LEGISLATION AND REGULATION THAT MAY ADVERSELY AFFECT THE CORPORATION EARNINGS
As a state-chartered financial institution, the Bank is subject to extensive
regulation by the Ohio Division of Financial Institutions and the Federal
Deposit Insurance Corporation (the "FDIC") and is periodically examined by such
regulatory agencies to test compliance with various regulatory requirements. As
a bank holding company, the Corporation is also subject to regulation and
examination by the Board of Governors of the Federal Reserve System. Such
supervision and regulation of the Bank and the Corporation are intended
primarily for the protection of depositors and not for the maximization of
shareholder value and may affect the ability of the Corporation to engage in
various business activities. The assessments, filing fees and other costs
associated with reports, examinations and other regulatory matters are
significant and may have an adverse effect on the Corporation's net earnings.

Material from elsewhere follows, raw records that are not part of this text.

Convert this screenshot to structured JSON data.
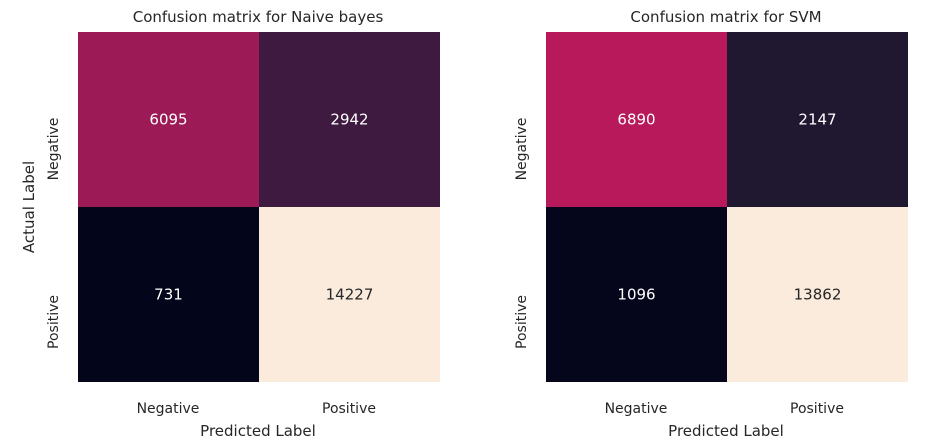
{
  "chart_data": [
    {
      "type": "heatmap",
      "title": "Confusion matrix for Naive bayes",
      "xlabel": "Predicted Label",
      "ylabel": "Actual Label",
      "x_categories": [
        "Negative",
        "Positive"
      ],
      "y_categories": [
        "Negative",
        "Positive"
      ],
      "values": [
        [
          6095,
          2942
        ],
        [
          731,
          14227
        ]
      ],
      "colorbar": false,
      "annotated": true
    },
    {
      "type": "heatmap",
      "title": "Confusion matrix for SVM",
      "xlabel": "Predicted Label",
      "ylabel": "",
      "x_categories": [
        "Negative",
        "Positive"
      ],
      "y_categories": [
        "Negative",
        "Positive"
      ],
      "values": [
        [
          6890,
          2147
        ],
        [
          1096,
          13862
        ]
      ],
      "colorbar": false,
      "annotated": true
    }
  ],
  "colors": {
    "Naive bayes": [
      [
        "#9c1b57",
        "#3e1a40"
      ],
      [
        "#03051a",
        "#faebdd"
      ]
    ],
    "SVM": [
      [
        "#b8195a",
        "#201731"
      ],
      [
        "#05061c",
        "#faebdd"
      ]
    ],
    "text_on_dark": "#ffffff",
    "text_on_light": "#262626"
  }
}
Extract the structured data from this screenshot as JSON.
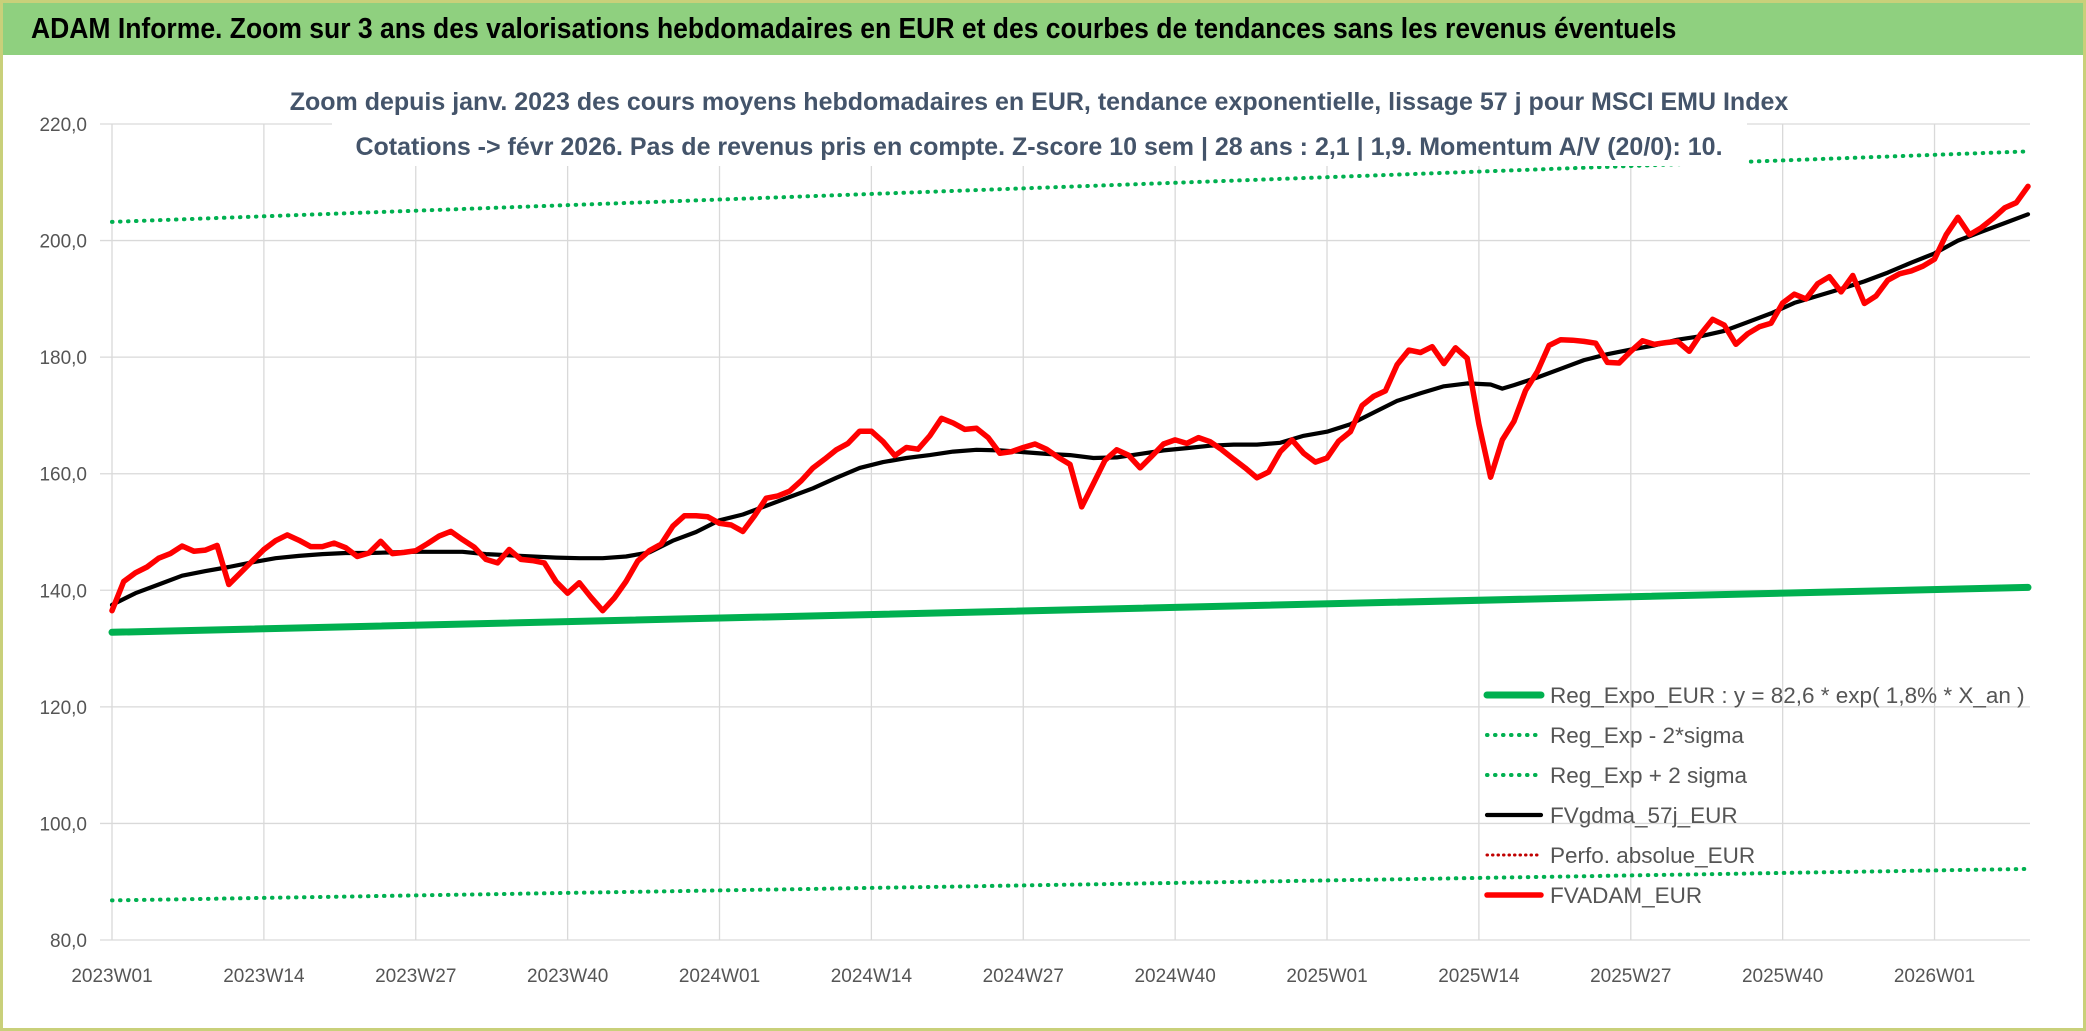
{
  "header": {
    "title": "ADAM Informe. Zoom sur 3 ans des valorisations hebdomadaires en EUR et des courbes de tendances sans les revenus éventuels"
  },
  "chart_data": {
    "type": "line",
    "title_lines": [
      "Zoom depuis janv. 2023 des cours moyens hebdomadaires en EUR, tendance exponentielle, lissage 57 j pour MSCI EMU Index",
      "Cotations -> févr 2026. Pas de revenus pris en compte. Z-score 10 sem | 28 ans : 2,1 | 1,9. Momentum A/V (20/0): 10."
    ],
    "x_tick_labels": [
      "2023W01",
      "2023W14",
      "2023W27",
      "2023W40",
      "2024W01",
      "2024W14",
      "2024W27",
      "2024W40",
      "2025W01",
      "2025W14",
      "2025W27",
      "2025W40",
      "2026W01"
    ],
    "x_tick_weeks": [
      0,
      13,
      26,
      39,
      52,
      65,
      78,
      91,
      104,
      117,
      130,
      143,
      156
    ],
    "weeks_total": 164,
    "y_tick_labels": [
      "80,0",
      "100,0",
      "120,0",
      "140,0",
      "160,0",
      "180,0",
      "200,0",
      "220,0"
    ],
    "y_ticks": [
      80,
      100,
      120,
      140,
      160,
      180,
      200,
      220
    ],
    "ylim": [
      80,
      220
    ],
    "grid": true,
    "legend_position": "bottom-right",
    "colors": {
      "reg_expo": "#00b050",
      "sigma": "#00b050",
      "gdma": "#000000",
      "perfo": "#c00000",
      "adam": "#ff0000",
      "grid": "#d9d9d9"
    },
    "series": [
      {
        "key": "reg_expo",
        "name": "Reg_Expo_EUR : y = 82,6 * exp( 1,8% *  X_an )",
        "style": "solid-thick",
        "points": [
          [
            0,
            132.8
          ],
          [
            164,
            140.5
          ]
        ]
      },
      {
        "key": "minus_2sigma",
        "name": "Reg_Exp - 2*sigma",
        "style": "dotted",
        "points": [
          [
            0,
            86.8
          ],
          [
            164,
            92.2
          ]
        ]
      },
      {
        "key": "plus_2sigma",
        "name": "Reg_Exp + 2 sigma",
        "style": "dotted",
        "points": [
          [
            0,
            203.2
          ],
          [
            164,
            215.3
          ]
        ]
      },
      {
        "key": "gdma",
        "name": "FVgdma_57j_EUR",
        "style": "solid",
        "points": [
          [
            0,
            137.5
          ],
          [
            2,
            139.5
          ],
          [
            4,
            141
          ],
          [
            6,
            142.5
          ],
          [
            8,
            143.3
          ],
          [
            10,
            144
          ],
          [
            12,
            144.8
          ],
          [
            14,
            145.5
          ],
          [
            16,
            145.9
          ],
          [
            18,
            146.2
          ],
          [
            20,
            146.4
          ],
          [
            22,
            146.4
          ],
          [
            24,
            146.5
          ],
          [
            26,
            146.6
          ],
          [
            28,
            146.6
          ],
          [
            30,
            146.6
          ],
          [
            32,
            146.2
          ],
          [
            34,
            146
          ],
          [
            36,
            145.8
          ],
          [
            38,
            145.6
          ],
          [
            40,
            145.5
          ],
          [
            42,
            145.5
          ],
          [
            44,
            145.8
          ],
          [
            46,
            146.5
          ],
          [
            48,
            148.5
          ],
          [
            50,
            150
          ],
          [
            52,
            152
          ],
          [
            54,
            153
          ],
          [
            56,
            154.5
          ],
          [
            58,
            156
          ],
          [
            60,
            157.5
          ],
          [
            62,
            159.3
          ],
          [
            64,
            161
          ],
          [
            66,
            162
          ],
          [
            68,
            162.7
          ],
          [
            70,
            163.2
          ],
          [
            72,
            163.8
          ],
          [
            74,
            164.1
          ],
          [
            76,
            164
          ],
          [
            78,
            163.7
          ],
          [
            80,
            163.4
          ],
          [
            82,
            163.2
          ],
          [
            84,
            162.7
          ],
          [
            86,
            162.8
          ],
          [
            88,
            163.4
          ],
          [
            90,
            164
          ],
          [
            92,
            164.4
          ],
          [
            94,
            164.8
          ],
          [
            96,
            165
          ],
          [
            98,
            165
          ],
          [
            100,
            165.3
          ],
          [
            102,
            166.5
          ],
          [
            104,
            167.2
          ],
          [
            106,
            168.5
          ],
          [
            108,
            170.5
          ],
          [
            110,
            172.5
          ],
          [
            112,
            173.8
          ],
          [
            114,
            175
          ],
          [
            116,
            175.5
          ],
          [
            118,
            175.3
          ],
          [
            119,
            174.6
          ],
          [
            120,
            175.2
          ],
          [
            122,
            176.5
          ],
          [
            124,
            178
          ],
          [
            126,
            179.5
          ],
          [
            128,
            180.5
          ],
          [
            130,
            181.3
          ],
          [
            132,
            182
          ],
          [
            134,
            183
          ],
          [
            136,
            183.6
          ],
          [
            138,
            184.5
          ],
          [
            140,
            186
          ],
          [
            142,
            187.5
          ],
          [
            144,
            189.3
          ],
          [
            146,
            190.5
          ],
          [
            148,
            191.7
          ],
          [
            150,
            193
          ],
          [
            152,
            194.5
          ],
          [
            154,
            196.2
          ],
          [
            156,
            197.8
          ],
          [
            158,
            200
          ],
          [
            160,
            201.5
          ],
          [
            162,
            203
          ],
          [
            164,
            204.5
          ]
        ]
      },
      {
        "key": "perfo",
        "name": "Perfo. absolue_EUR",
        "style": "dotted",
        "points": []
      },
      {
        "key": "adam",
        "name": "FVADAM_EUR",
        "style": "solid-thick",
        "points": [
          [
            0,
            136.5
          ],
          [
            1,
            141.5
          ],
          [
            2,
            143
          ],
          [
            3,
            144
          ],
          [
            4,
            145.5
          ],
          [
            5,
            146.3
          ],
          [
            6,
            147.6
          ],
          [
            7,
            146.7
          ],
          [
            8,
            146.9
          ],
          [
            9,
            147.7
          ],
          [
            10,
            141
          ],
          [
            11,
            143
          ],
          [
            12,
            145
          ],
          [
            13,
            147
          ],
          [
            14,
            148.5
          ],
          [
            15,
            149.5
          ],
          [
            16,
            148.6
          ],
          [
            17,
            147.5
          ],
          [
            18,
            147.5
          ],
          [
            19,
            148.1
          ],
          [
            20,
            147.3
          ],
          [
            21,
            145.8
          ],
          [
            22,
            146.4
          ],
          [
            23,
            148.4
          ],
          [
            24,
            146.3
          ],
          [
            25,
            146.5
          ],
          [
            26,
            146.8
          ],
          [
            27,
            148
          ],
          [
            28,
            149.3
          ],
          [
            29,
            150.1
          ],
          [
            30,
            148.7
          ],
          [
            31,
            147.4
          ],
          [
            32,
            145.3
          ],
          [
            33,
            144.7
          ],
          [
            34,
            147
          ],
          [
            35,
            145.3
          ],
          [
            36,
            145.1
          ],
          [
            37,
            144.7
          ],
          [
            38,
            141.5
          ],
          [
            39,
            139.5
          ],
          [
            40,
            141.3
          ],
          [
            41,
            138.8
          ],
          [
            42,
            136.5
          ],
          [
            43,
            138.7
          ],
          [
            44,
            141.5
          ],
          [
            45,
            145
          ],
          [
            46,
            146.8
          ],
          [
            47,
            147.9
          ],
          [
            48,
            151
          ],
          [
            49,
            152.8
          ],
          [
            50,
            152.8
          ],
          [
            51,
            152.6
          ],
          [
            52,
            151.5
          ],
          [
            53,
            151.2
          ],
          [
            54,
            150.1
          ],
          [
            55,
            152.8
          ],
          [
            56,
            155.8
          ],
          [
            57,
            156.2
          ],
          [
            58,
            157
          ],
          [
            59,
            158.8
          ],
          [
            60,
            161
          ],
          [
            61,
            162.5
          ],
          [
            62,
            164.1
          ],
          [
            63,
            165.2
          ],
          [
            64,
            167.3
          ],
          [
            65,
            167.3
          ],
          [
            66,
            165.5
          ],
          [
            67,
            163.1
          ],
          [
            68,
            164.5
          ],
          [
            69,
            164.2
          ],
          [
            70,
            166.5
          ],
          [
            71,
            169.5
          ],
          [
            72,
            168.7
          ],
          [
            73,
            167.6
          ],
          [
            74,
            167.8
          ],
          [
            75,
            166.2
          ],
          [
            76,
            163.5
          ],
          [
            77,
            163.8
          ],
          [
            78,
            164.5
          ],
          [
            79,
            165.1
          ],
          [
            80,
            164.2
          ],
          [
            81,
            162.8
          ],
          [
            82,
            161.6
          ],
          [
            83,
            154.3
          ],
          [
            84,
            158.3
          ],
          [
            85,
            162.3
          ],
          [
            86,
            164.1
          ],
          [
            87,
            163.2
          ],
          [
            88,
            161
          ],
          [
            89,
            163
          ],
          [
            90,
            165.1
          ],
          [
            91,
            165.8
          ],
          [
            92,
            165.2
          ],
          [
            93,
            166.2
          ],
          [
            94,
            165.5
          ],
          [
            95,
            164.1
          ],
          [
            96,
            162.5
          ],
          [
            97,
            161
          ],
          [
            98,
            159.3
          ],
          [
            99,
            160.3
          ],
          [
            100,
            163.8
          ],
          [
            101,
            165.8
          ],
          [
            102,
            163.5
          ],
          [
            103,
            162
          ],
          [
            104,
            162.7
          ],
          [
            105,
            165.6
          ],
          [
            106,
            167.2
          ],
          [
            107,
            171.7
          ],
          [
            108,
            173.3
          ],
          [
            109,
            174.2
          ],
          [
            110,
            178.7
          ],
          [
            111,
            181.2
          ],
          [
            112,
            180.8
          ],
          [
            113,
            181.8
          ],
          [
            114,
            178.9
          ],
          [
            115,
            181.6
          ],
          [
            116,
            179.8
          ],
          [
            117,
            168.5
          ],
          [
            118,
            159.4
          ],
          [
            119,
            165.8
          ],
          [
            120,
            169
          ],
          [
            121,
            174.3
          ],
          [
            122,
            177.5
          ],
          [
            123,
            182
          ],
          [
            124,
            183
          ],
          [
            125,
            182.9
          ],
          [
            126,
            182.7
          ],
          [
            127,
            182.4
          ],
          [
            128,
            179.1
          ],
          [
            129,
            179
          ],
          [
            130,
            181
          ],
          [
            131,
            182.8
          ],
          [
            132,
            182.2
          ],
          [
            133,
            182.5
          ],
          [
            134,
            182.7
          ],
          [
            135,
            181
          ],
          [
            136,
            184
          ],
          [
            137,
            186.5
          ],
          [
            138,
            185.5
          ],
          [
            139,
            182.2
          ],
          [
            140,
            184
          ],
          [
            141,
            185.2
          ],
          [
            142,
            185.8
          ],
          [
            143,
            189.3
          ],
          [
            144,
            190.8
          ],
          [
            145,
            190
          ],
          [
            146,
            192.6
          ],
          [
            147,
            193.8
          ],
          [
            148,
            191.2
          ],
          [
            149,
            194
          ],
          [
            150,
            189.2
          ],
          [
            151,
            190.5
          ],
          [
            152,
            193.2
          ],
          [
            153,
            194.3
          ],
          [
            154,
            194.8
          ],
          [
            155,
            195.6
          ],
          [
            156,
            196.8
          ],
          [
            157,
            201
          ],
          [
            158,
            204
          ],
          [
            159,
            201
          ],
          [
            160,
            202.2
          ],
          [
            161,
            203.8
          ],
          [
            162,
            205.6
          ],
          [
            163,
            206.5
          ],
          [
            164,
            209.3
          ]
        ]
      }
    ]
  }
}
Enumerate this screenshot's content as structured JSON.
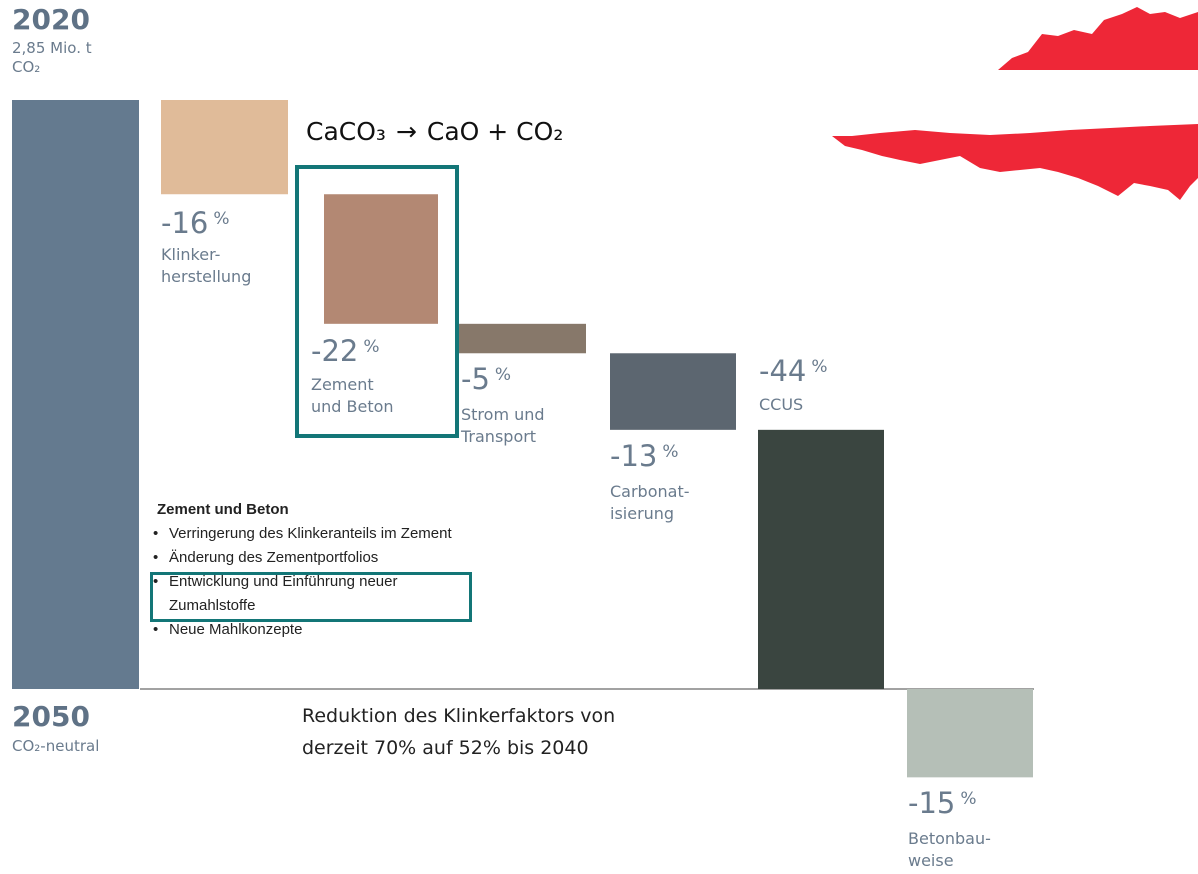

The FDIC is authorized to establish separate annual assessment rates for deposit
insurance of members of the Bank Insurance fund (the "BIF") and the Savings
Association Insurance Fund (the "SAIF"). The FDIC has established a risk-based
assessment system for both SAIF and BIF members. Under such system, assessments
may vary depending on the risk the institution poses to its deposit insurance
fund. Such risk level is determined by reference to the institution's capital
level and the FDIC's level of supervisory concern about the institution.